En queue de flotte, quelques bateaux se retrouvent bien mal positionnés dans l’est du Cap Vert et voient les leaders des Class40 passer sous leur vent…

Class40 : Tous derrière et lui devant !

« C’est sport, sport, sport ! » s’exclamait Kito de Pavant d’une voix un peu lasse ce midi. « C’est un peu la guerre sur le bateau. La mer et le vent sont forts. On navigue sous grand spi et 2 ris dans la grand-voile, et il fait très chaud sous les combi sèches. On a hâte que ça se calme … » Au large du Cap Vert, suivre le train d’enfer imprimé par Crédit Mutuel qui creuse à chaque classement son avance semble mission impossible. Le tandem Lipinski-Hardy survole les débats au portant, sorte d’OVNI dans la flotte homogène des Class40. Que peuvent faire ses poursuivants sinon espérer un resserrement à l’entrée du Pot-au-noir ? D’ici là, l’alizé va certes se calmer mais l’angle plus serré ne devrait pas déplaire à Crédit Mutuel, plus à l’aise au vent arrière mais aussi plus puissant que ses adversaires au vent de travers…

Leyton et Aïna Enfance & Avenir restent aux aguets à 70-80 milles du leader. Banque du Léman peut encore jouer le podium mais derrière, les écarts commencent à être considérables puisque le cinquième Crosscall Chamonix Mont Blanc est déjà à 250 milles… Dans le match des « bateaux de série », à noter le bon positionnement de Vogue avec un Crohn, pas loin d’Edenred. Chacun joue maintenant une course dans la course et doit se fixer des objectifs réalistes. Une philosophie inscrite en grand sur le tableau de marche d’A chacun Son Everest où Yves Courbon, enthousiaste comme au premier jour déclarait ce midi « Il n’y a pas le temps de se prendre la tête, il faut prendre du plaisir ! »

Date : 06/11/19 – 16h00

Class40

1 – Crédit Mutuel
2 – Leyton
3 – Aïna Enfance & Avenir

Multi50

1 – GROUPE GCA – MILLE ET UN SOURIRES
2 – Solidaires En Peloton – ARSEP
3 – PRIMONIAL

Imoca

1 – Apivia
2 – Charal
3 – PRB

Les mots des skippers

Alan Roura, skipper de La Fabrique (IMOCA)

Ça va, il fait hyper chaud, nous n’avons pas beaucoup d’air, c’est compliqué pour notre bateau.

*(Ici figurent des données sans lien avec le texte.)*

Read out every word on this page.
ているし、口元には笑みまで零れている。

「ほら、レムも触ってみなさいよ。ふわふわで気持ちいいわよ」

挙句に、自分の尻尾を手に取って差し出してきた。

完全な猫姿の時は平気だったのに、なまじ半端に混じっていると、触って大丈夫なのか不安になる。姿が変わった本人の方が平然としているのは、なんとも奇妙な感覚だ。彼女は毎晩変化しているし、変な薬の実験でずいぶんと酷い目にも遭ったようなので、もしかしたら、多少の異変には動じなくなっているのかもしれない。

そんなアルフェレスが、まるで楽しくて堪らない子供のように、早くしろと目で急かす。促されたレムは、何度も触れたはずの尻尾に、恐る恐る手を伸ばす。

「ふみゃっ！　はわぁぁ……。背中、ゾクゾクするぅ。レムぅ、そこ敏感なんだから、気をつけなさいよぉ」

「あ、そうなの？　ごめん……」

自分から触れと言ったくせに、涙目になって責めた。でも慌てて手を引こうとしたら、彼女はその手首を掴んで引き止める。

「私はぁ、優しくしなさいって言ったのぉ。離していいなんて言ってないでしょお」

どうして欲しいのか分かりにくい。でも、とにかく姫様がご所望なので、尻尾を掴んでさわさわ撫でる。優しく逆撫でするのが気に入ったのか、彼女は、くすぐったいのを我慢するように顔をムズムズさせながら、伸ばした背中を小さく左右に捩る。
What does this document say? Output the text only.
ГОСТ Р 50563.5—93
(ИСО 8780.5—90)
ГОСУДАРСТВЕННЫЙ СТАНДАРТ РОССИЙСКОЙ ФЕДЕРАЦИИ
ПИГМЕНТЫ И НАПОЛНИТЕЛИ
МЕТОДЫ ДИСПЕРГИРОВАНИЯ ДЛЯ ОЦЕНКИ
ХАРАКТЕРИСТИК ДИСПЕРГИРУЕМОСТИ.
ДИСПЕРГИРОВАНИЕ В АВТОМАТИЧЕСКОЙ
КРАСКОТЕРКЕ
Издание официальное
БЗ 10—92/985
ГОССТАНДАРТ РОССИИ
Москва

Nous faisons tout pour le faire avancer au max. Il n’y a plus beaucoup d’alizé, nous arrivons au début du Pot-au-noir. Le vent n’est pas du tout stable, on est en permanence sur les réglages – c’est non-stop – on change les voiles, on fait au mieux, le vent passe de 15 à 25 nœuds en moins de 30 minutes. Pour Jéremie (Beyou), c’est dur, j’avoue que là je ne peux pas me mettre à sa place. Nous allons faire au mieux pour le Pot-au-noir mais on sait que ça peut être la roulette russe. Actuellement, on faire une route au sud-sud-est, on n’a plus trop d’option. En fonction des fichiers, nous avons un Pot-au-noir différent.

https://www.adonnante.com/media/2019/11/roura.alan_061119_12h00.mp3

Kito de Pavant, skipper de Made in Midi (Class40)

Ca va pas trop mal, c’est un peu la guerre sur le bateau, il y a de la mer, du vent. C’est grisailleux, on a 25-30 nœuds de nord est avec 5 mètres de creux, il y a de grosses rafales, nous sommes sous spi avec 2 ris dans la grand-voile. C’est sport sport sport… C’est limite, le bateau n’est pas facile à la barre, les conditions ne sont pas faciles. Ça devrait baisser d’un cran cet après-midi après le passage du Cap Vert. Tout est trempé dans le bateau, on a l’habitude de mieux. Crédit Mutuel ? Il fait une démonstration de tout son potentiel, il va 3 nœuds plus vite que tous les autres bateaux de la flotte, il a clairement un truc en plus… et encore il a perdu temps avec son option au nord. Achille, se régale, il commence à avoir les bras ankylosés car le bateau est super dur à barrer.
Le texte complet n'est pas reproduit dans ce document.